More than Organic posted something pretty cool this morning. The post talks about the values that drive our society to feed itself in the strange ways it does, both in terms of attitudes toward food and in terms of food structures. The value at work here, according to the post, is quantity. As a society, we place tremendous value on quantity. When we assess our performance in an activity, it is most often the quantity of output that we judge. “How much have I done today?” “How many things can I accomplish this week?” We share a tendency, culturally encouraged, to view things and actions in broad categories and to fill those categories as much as possible.
More than Organic talks about how this desire for quantity has effected the way we eat. Because we see all food as a single category, we not only eat to satisfy a sense of a proper quantity of food, but we also produce food in great quantities regardless of its quality or necessity. More than Organic talks about how our perception of food as a matter of quantity has distorted our sense of “ordinariness” to the point where we essentially believe that all the food is the same and all the food is good. Foods like beef that, if they are of a high quality, can provide us with enormous amounts of energy are eaten as part of a normal, everyday diet, whereas they could be eaten only occasionally when the extra energy or nutrition is necessary. We eat chemically and genetically altered foods because we see the value of food as a question of nutrients measured in quantity, rather than more intuitive concepts like balance and breadth of diet, or quality in the production of food.

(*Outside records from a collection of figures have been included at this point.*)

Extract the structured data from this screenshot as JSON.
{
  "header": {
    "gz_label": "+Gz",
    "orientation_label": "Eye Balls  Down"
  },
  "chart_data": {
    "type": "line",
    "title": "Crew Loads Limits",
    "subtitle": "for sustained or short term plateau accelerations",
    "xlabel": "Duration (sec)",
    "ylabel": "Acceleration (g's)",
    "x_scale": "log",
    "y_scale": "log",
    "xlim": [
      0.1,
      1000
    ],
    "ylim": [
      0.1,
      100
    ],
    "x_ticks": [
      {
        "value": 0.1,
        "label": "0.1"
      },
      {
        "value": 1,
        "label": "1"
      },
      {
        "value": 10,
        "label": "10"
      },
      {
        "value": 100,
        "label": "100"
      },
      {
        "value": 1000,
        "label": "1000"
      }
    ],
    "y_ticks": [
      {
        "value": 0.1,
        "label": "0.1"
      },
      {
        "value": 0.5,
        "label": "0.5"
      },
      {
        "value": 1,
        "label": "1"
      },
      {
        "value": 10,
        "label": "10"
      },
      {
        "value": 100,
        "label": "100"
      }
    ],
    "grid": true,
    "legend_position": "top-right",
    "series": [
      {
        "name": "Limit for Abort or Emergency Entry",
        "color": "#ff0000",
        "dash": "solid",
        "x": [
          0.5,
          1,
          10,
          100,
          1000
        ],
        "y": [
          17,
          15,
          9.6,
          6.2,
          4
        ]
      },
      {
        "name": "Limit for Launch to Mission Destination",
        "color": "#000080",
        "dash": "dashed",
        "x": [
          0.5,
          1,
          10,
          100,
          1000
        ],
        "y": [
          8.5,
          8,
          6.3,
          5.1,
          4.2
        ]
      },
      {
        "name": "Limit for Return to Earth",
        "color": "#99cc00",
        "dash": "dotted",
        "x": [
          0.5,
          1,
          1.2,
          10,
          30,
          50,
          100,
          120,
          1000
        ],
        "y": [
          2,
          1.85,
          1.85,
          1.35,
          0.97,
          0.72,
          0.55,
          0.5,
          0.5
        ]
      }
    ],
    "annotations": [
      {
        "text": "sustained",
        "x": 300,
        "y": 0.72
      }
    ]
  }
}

More than Organic makes some excellent points about our reliance on quantity rather than quality as a way of understanding food. In would also add that quantity affects the way we produce food as well. The goal in food production is most often quantity, and to this end we dedicate vast areas of land to produce a single food, and then we have to ship our food around the world to areas where it is not made. Rather than see food production as a matter of providing appropriate amounts of various foods for a small area, using networks of farms, we value a production system in which a single source must produce the greatest possible quantity of food, no matter what that food is or how it can be used. Our goal must not be to produce more food, but to ensure that a community has the means to feed itself good food.